Per quanto riguarda il primo dato, le cose sono invece più complesse: Stuart Murdoch e soci sono cresciuti, si sono sposati, hanno messo su famiglia. Fare musica è sempre una passione ma è anche e soprattutto un lavoro, aspettarsi una riproposizione della freschezza e del romanticismo degli esordi sarebbe una pretesa priva di alcun fondamento.
Negli anni li abbiamo visti sfornare dischi su dischi, la qualità sempre alta, l’ispirazione e le intuizioni geniali non sempre presenti, fino a che, con “Girls in Peacetime Want to Dance”, sono andati a camminare su terreni che il loro pubblico più affezionato (ma non solo) ha trovato riprovevoli.
Parlare di “ritorno all’ovile” dopo che una certa voglia di sperimentazione ha scontentato i fan sarebbe forse un po’ scontato. Vero però che queste 15 nuove canzoni, se prese complessivamente, riportano in auge il loro vecchio marchio di fabbrica, situandosi più o meno a metà strada tra “Dear Catastrophe Waitress” e “Write About Love” (per quelli che trovano confortanti i riferimenti ai vecchi lavori).
Quest’ultima parte, a differenza delle prime due, mostra qualche calo di tensione: si sente molto la mancanza di singoli d’impatto (la vagamente Funk “Poor Boy” ha un bel tiro ma non è assolutamente in grado di lasciare il segno), a livello di “We Were Beautiful”, “The Same Star” e soprattutto “I’ll Be Your Pilot”, che parevano le cose più fresche che Stuart avesse scritto da molti anni a questa parte.
Qui il tutto suona un po’ come riempitivo, come esercizio di stile: bello ma superfluo.

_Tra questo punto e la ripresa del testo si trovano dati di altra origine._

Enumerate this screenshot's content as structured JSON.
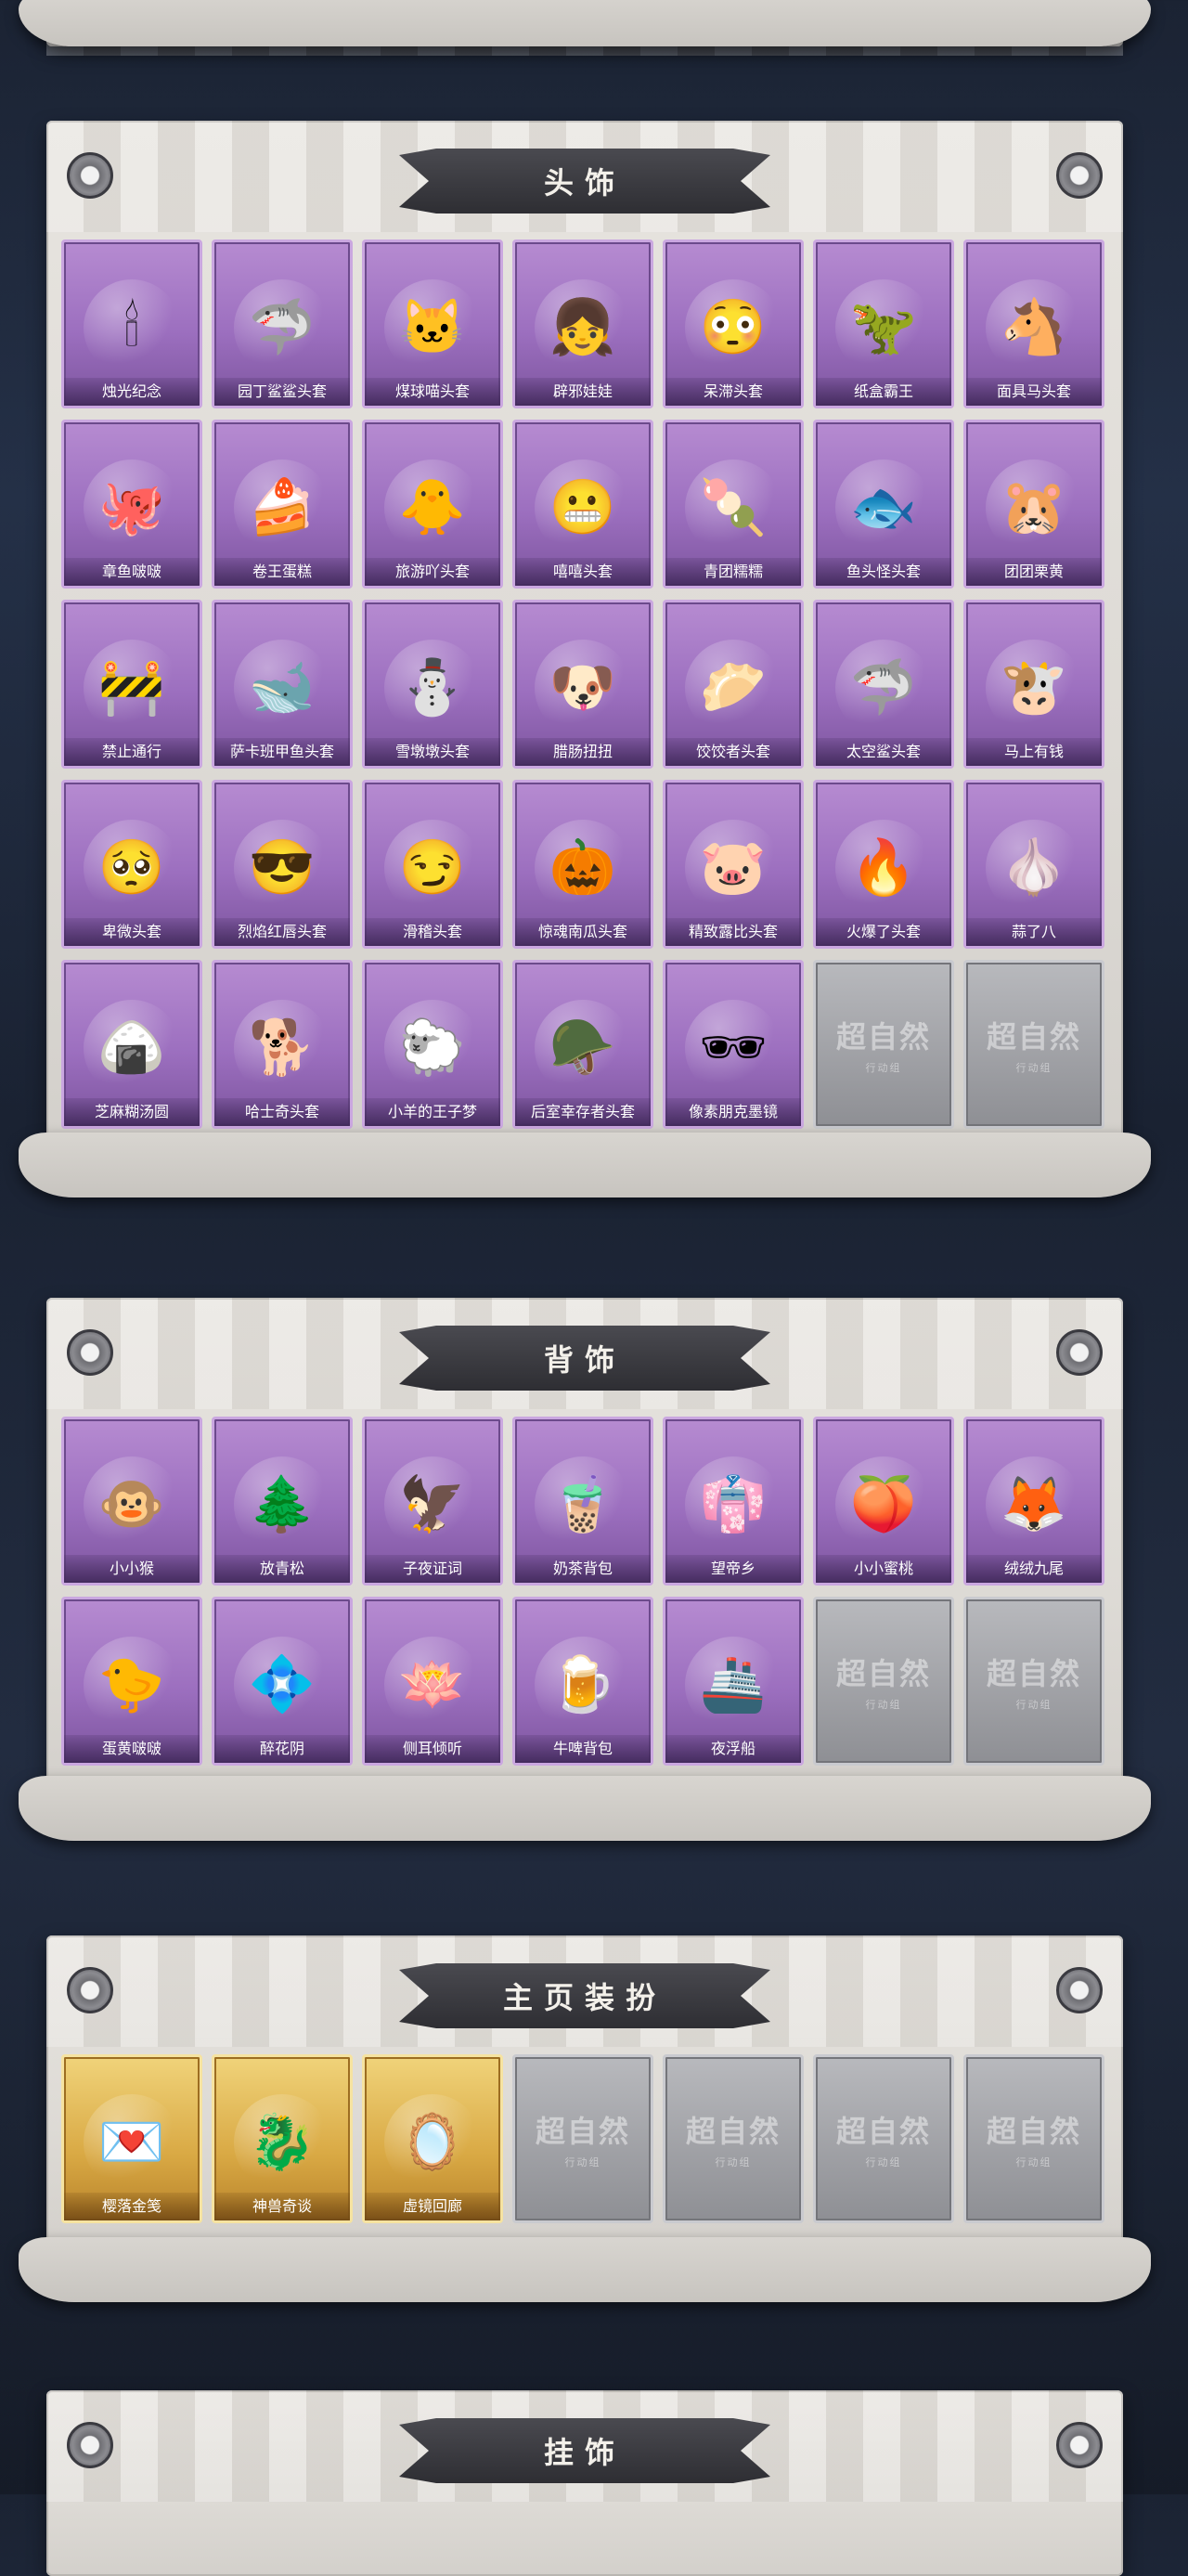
{
  "sections": {
    "head": {
      "title": "头饰",
      "items": [
        {
          "label": "烛光纪念",
          "icon": "🕯"
        },
        {
          "label": "园丁鲨鲨头套",
          "icon": "🦈"
        },
        {
          "label": "煤球喵头套",
          "icon": "🐱"
        },
        {
          "label": "辟邪娃娃",
          "icon": "👧"
        },
        {
          "label": "呆滞头套",
          "icon": "😳"
        },
        {
          "label": "纸盒霸王",
          "icon": "🦖"
        },
        {
          "label": "面具马头套",
          "icon": "🐴"
        },
        {
          "label": "章鱼啵啵",
          "icon": "🐙"
        },
        {
          "label": "卷王蛋糕",
          "icon": "🍰"
        },
        {
          "label": "旅游吖头套",
          "icon": "🐥"
        },
        {
          "label": "嘻嘻头套",
          "icon": "😬"
        },
        {
          "label": "青团糯糯",
          "icon": "🍡"
        },
        {
          "label": "鱼头怪头套",
          "icon": "🐟"
        },
        {
          "label": "团团栗黄",
          "icon": "🐹"
        },
        {
          "label": "禁止通行",
          "icon": "🚧"
        },
        {
          "label": "萨卡班甲鱼头套",
          "icon": "🐋"
        },
        {
          "label": "雪墩墩头套",
          "icon": "⛄"
        },
        {
          "label": "腊肠扭扭",
          "icon": "🐶"
        },
        {
          "label": "饺饺者头套",
          "icon": "🥟"
        },
        {
          "label": "太空鲨头套",
          "icon": "🦈"
        },
        {
          "label": "马上有钱",
          "icon": "🐮"
        },
        {
          "label": "卑微头套",
          "icon": "🥺"
        },
        {
          "label": "烈焰红唇头套",
          "icon": "😎"
        },
        {
          "label": "滑稽头套",
          "icon": "😏"
        },
        {
          "label": "惊魂南瓜头套",
          "icon": "🎃"
        },
        {
          "label": "精致露比头套",
          "icon": "🐷"
        },
        {
          "label": "火爆了头套",
          "icon": "🔥"
        },
        {
          "label": "蒜了八",
          "icon": "🧄"
        },
        {
          "label": "芝麻糊汤圆",
          "icon": "🍙"
        },
        {
          "label": "哈士奇头套",
          "icon": "🐕"
        },
        {
          "label": "小羊的王子梦",
          "icon": "🐑"
        },
        {
          "label": "后室幸存者头套",
          "icon": "🪖"
        },
        {
          "label": "像素朋克墨镜",
          "icon": "🕶"
        }
      ],
      "locked_count": 2
    },
    "back": {
      "title": "背饰",
      "items": [
        {
          "label": "小小猴",
          "icon": "🐵"
        },
        {
          "label": "放青松",
          "icon": "🌲"
        },
        {
          "label": "子夜证词",
          "icon": "🦅"
        },
        {
          "label": "奶茶背包",
          "icon": "🧋"
        },
        {
          "label": "望帝乡",
          "icon": "👘"
        },
        {
          "label": "小小蜜桃",
          "icon": "🍑"
        },
        {
          "label": "绒绒九尾",
          "icon": "🦊"
        },
        {
          "label": "蛋黄啵啵",
          "icon": "🐤"
        },
        {
          "label": "醉花阴",
          "icon": "💠"
        },
        {
          "label": "侧耳倾听",
          "icon": "🪷"
        },
        {
          "label": "牛啤背包",
          "icon": "🍺"
        },
        {
          "label": "夜浮船",
          "icon": "🚢"
        }
      ],
      "locked_count": 2
    },
    "home": {
      "title": "主页装扮",
      "items": [
        {
          "label": "樱落金笺",
          "icon": "💌"
        },
        {
          "label": "神兽奇谈",
          "icon": "🐉"
        },
        {
          "label": "虚镜回廊",
          "icon": "🪞"
        }
      ],
      "locked_count": 4
    },
    "hang": {
      "title": "挂饰"
    }
  },
  "locked_card": {
    "watermark": "超自然",
    "sub": "行动组"
  },
  "colors": {
    "purple_card": "#9c6fbf",
    "gold_card": "#d9a944",
    "gray_card": "#8e8f94",
    "banner": "#2e2e33"
  }
}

Per carità, loro sono sempre molto ben amalgamati e si buttano alla grande nei pezzi, con quella passione che non è mai venuta meno. Scrivere, sanno scrivere e le melodie sono sempre in grado di tirarle fuori: ascoltate “Too Many Tears” o “There Is An Everlasting Song” e vi renderete conto che non ci sono tante band così, oggigiorno, ancora in grado di giocare con il Pop, il Folk e di essere sempre e comunque convincenti. Il tutto, tenendo costantemente d’occhio la vita, quella vera: che non è solo intitolare un disco “Come risolvere i problemi umani” ma è anche interrogarsi su ciò che rende eterna una canzone; o parlare di amicizia, di legami affettivi, giocandosi la scontata e (proprio per questo) disarmante affermazione che “è semplicemente umano non voler essere da soli”.

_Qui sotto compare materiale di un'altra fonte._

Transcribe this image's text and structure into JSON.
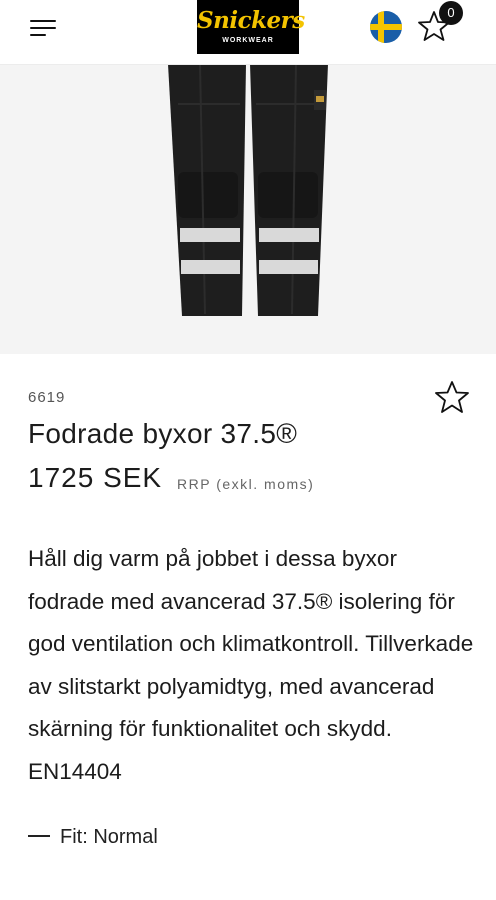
{
  "header": {
    "logo_text": "Snickers",
    "logo_subtext": "WORKWEAR",
    "favorites_count": "0",
    "flag_icon": "sweden-flag-icon",
    "menu_icon": "hamburger-menu-icon",
    "favorites_icon": "star-icon"
  },
  "product": {
    "sku": "6619",
    "title": "Fodrade byxor 37.5®",
    "price": "1725 SEK",
    "rrp_note": "RRP (exkl. moms)",
    "description": "Håll dig varm på jobbet i dessa byxor fodrade med avancerad 37.5® isolering för god ventilation och klimatkontroll. Tillverkade av slitstarkt polyamidtyg, med avancerad skärning för funktionalitet och skydd. EN14404",
    "fit_label": "Fit: Normal"
  },
  "colors": {
    "logo_yellow": "#f3c300",
    "flag_blue": "#1a5ea8",
    "flag_yellow": "#f5c400",
    "text": "#1c1c1c"
  }
}
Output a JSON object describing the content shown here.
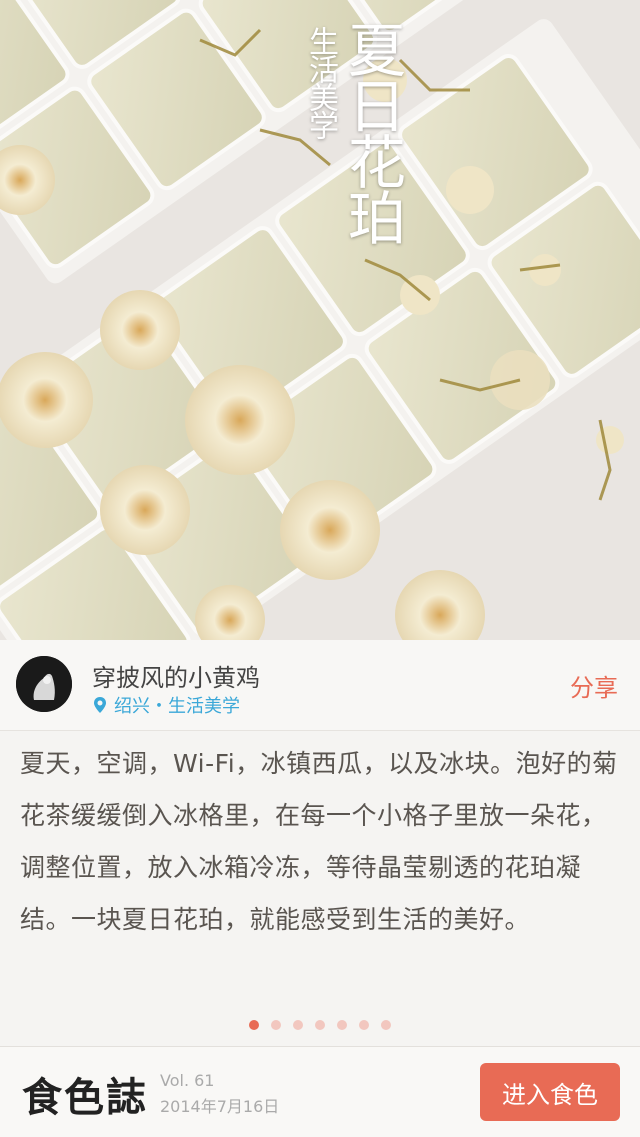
{
  "hero": {
    "title": "夏日花珀",
    "subtitle": "生活美学"
  },
  "author": {
    "name": "穿披风的小黄鸡",
    "location": "绍兴・生活美学",
    "share_label": "分享"
  },
  "article": {
    "text": "夏天，空调，Wi-Fi，冰镇西瓜，以及冰块。泡好的菊花茶缓缓倒入冰格里，在每一个小格子里放一朵花，调整位置，放入冰箱冷冻，等待晶莹剔透的花珀凝结。一块夏日花珀，就能感受到生活的美好。"
  },
  "pager": {
    "total": 7,
    "current": 1
  },
  "footer": {
    "brand": "食色誌",
    "volume": "Vol. 61",
    "date": "2014年7月16日",
    "enter_label": "进入食色"
  },
  "colors": {
    "accent": "#e86b55",
    "link": "#3ba8d8"
  }
}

Sono passati gli anni, “If You’re Feeling Sinister” è un lontano ricordo, lo stesso per “The Boy With the Arab Strap”, probabilmente dimenticati nelle collezioni di dischi di coloro che li hanno comprati sull’onda dell’hype ma che poi si sono diretti altrove. Stuart Murdoch, Stevie Jackson, Chris Geddes, Sarah Martin e tutti gli altri membri di un collettivo che è cambiato negli anni ma che ha tenuto sempre costante la sua forza propulsiva, hanno scelto di esserci sempre, di crescere assieme a quelli che hanno amato. Non sono più il gruppo del momento ma sanno ancora donarci belle canzoni; dal vivo, cosa non banale, sono ancora bravissimi. Credo che non si possa umanamente chiedere di più. Umanamente, appunto.